I finally made it back to Bree today.
It has been a difficult few months, so very difficult. Aakusti and I made it through Bail Rova and Ram Duath, but not without incident. We were detained in that place for quite some time, under close scrutiny from the Trev Duvardain. It took much work, but eventually we were able to escape. As promised, he left me to make my own way back as soon as we had reached the Northdowns.
I came back, as I meant to, as they promised me that I would. I came back, but I must wonder why. Perhaps I would have been better had I continued on my travels to... anywhere else.
It was silent at first, so very silent, where I stood atop the High Stair. It has been long since I enjoyed any true silence and I found solace in it. It was not to last, though. I had not been there long before two men began arguing nearby. A fight ensued and one killed the other. He was decapitated before my eyes and I felt... nothing. I simply watched dispassionately. Even when the victor threatened me in an attempt to ensure silence, I cared not a whit. Who am I now that I could witness such a sight and be unmoved?
I went for a walk later, passing through the Pony to find an injured Guvadan. Again, I felt nothing for his state. Instead, I was angry at him. Is he not partially to blame for what became of me? Had he not taunted and belittled Aakusti so, would he have done as he did? Would I have endured such humiliation, such pain and all the horrors of Bail Rova had he not acted like such a childish twit? I shouted at him, accused him of many things and even went so far as to tell him that had I not made an oath of pacifism, I would have killed him myself. Such threats are beneath me, or they were.
By the end of the verbal altercation my head was pounding. They were so loud, so insistant, whispering, screaming, shouting for me to hurt him as he had caused me to hurt. I could not drown them out, even when a man approached me to offer his "services" in the removal of Guvadan. I refused, of course, and their cries grew ever more shrill and angry.

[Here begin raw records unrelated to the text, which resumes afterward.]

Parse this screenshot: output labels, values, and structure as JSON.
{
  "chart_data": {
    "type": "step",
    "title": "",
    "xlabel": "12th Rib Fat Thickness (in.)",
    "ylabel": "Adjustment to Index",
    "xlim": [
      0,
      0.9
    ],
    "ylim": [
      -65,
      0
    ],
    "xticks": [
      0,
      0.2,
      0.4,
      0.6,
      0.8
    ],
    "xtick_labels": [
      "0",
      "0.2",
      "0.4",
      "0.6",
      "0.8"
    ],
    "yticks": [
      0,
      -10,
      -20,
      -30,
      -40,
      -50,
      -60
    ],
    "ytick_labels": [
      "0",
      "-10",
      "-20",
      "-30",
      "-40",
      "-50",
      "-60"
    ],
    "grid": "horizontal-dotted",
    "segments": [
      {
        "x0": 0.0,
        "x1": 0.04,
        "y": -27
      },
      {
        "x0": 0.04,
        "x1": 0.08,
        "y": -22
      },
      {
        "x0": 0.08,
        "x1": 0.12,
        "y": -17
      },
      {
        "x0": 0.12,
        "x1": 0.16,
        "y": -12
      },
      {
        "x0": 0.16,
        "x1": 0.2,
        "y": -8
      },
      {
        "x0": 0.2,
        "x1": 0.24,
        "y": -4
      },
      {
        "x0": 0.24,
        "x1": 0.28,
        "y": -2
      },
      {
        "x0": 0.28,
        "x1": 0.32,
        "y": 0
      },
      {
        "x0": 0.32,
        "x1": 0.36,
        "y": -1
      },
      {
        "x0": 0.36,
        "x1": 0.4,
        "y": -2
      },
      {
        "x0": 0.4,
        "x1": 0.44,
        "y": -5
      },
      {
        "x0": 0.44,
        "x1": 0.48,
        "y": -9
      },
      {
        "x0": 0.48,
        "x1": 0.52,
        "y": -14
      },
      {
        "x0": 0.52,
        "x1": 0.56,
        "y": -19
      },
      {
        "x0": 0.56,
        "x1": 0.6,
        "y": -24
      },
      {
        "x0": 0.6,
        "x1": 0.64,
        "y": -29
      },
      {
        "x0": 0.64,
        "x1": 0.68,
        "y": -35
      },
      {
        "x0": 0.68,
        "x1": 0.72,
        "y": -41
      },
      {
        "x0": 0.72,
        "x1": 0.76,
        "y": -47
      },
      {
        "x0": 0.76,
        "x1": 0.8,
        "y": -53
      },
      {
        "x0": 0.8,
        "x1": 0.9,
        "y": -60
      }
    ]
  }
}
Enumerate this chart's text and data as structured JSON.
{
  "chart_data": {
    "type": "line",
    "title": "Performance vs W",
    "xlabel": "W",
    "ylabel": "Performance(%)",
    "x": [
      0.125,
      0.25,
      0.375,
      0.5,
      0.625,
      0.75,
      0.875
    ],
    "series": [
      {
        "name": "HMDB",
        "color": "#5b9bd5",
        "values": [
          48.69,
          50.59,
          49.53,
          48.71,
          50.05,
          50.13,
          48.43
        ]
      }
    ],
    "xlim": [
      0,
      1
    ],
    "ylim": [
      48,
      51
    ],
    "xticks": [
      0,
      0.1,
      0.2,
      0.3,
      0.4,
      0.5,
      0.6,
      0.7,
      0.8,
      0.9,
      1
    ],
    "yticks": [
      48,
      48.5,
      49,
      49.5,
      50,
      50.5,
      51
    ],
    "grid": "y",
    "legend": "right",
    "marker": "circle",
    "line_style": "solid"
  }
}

When I saw Cyfier only moments later, it was not as I would have liked. For so long had I dreamed of this time. For so long had I convinced myself that all would be well when finally I saw him once more and knew him to be safe. For so long had I looked forward to the moment that I could look into his eyes and see the man I once knew, but it was not to be. He was talking to someone and I... I could not bear to wait for him. I could not bear to let him see me this way. My head hurt abominably. I could barely think, I could barely hear... so, I fled.
Why did I return here? Why did I come back to see these things and face these people? I should have kept walking. I should have... I should have. But I did not and now...
So much. Too much. The noise. The pain. I must rest.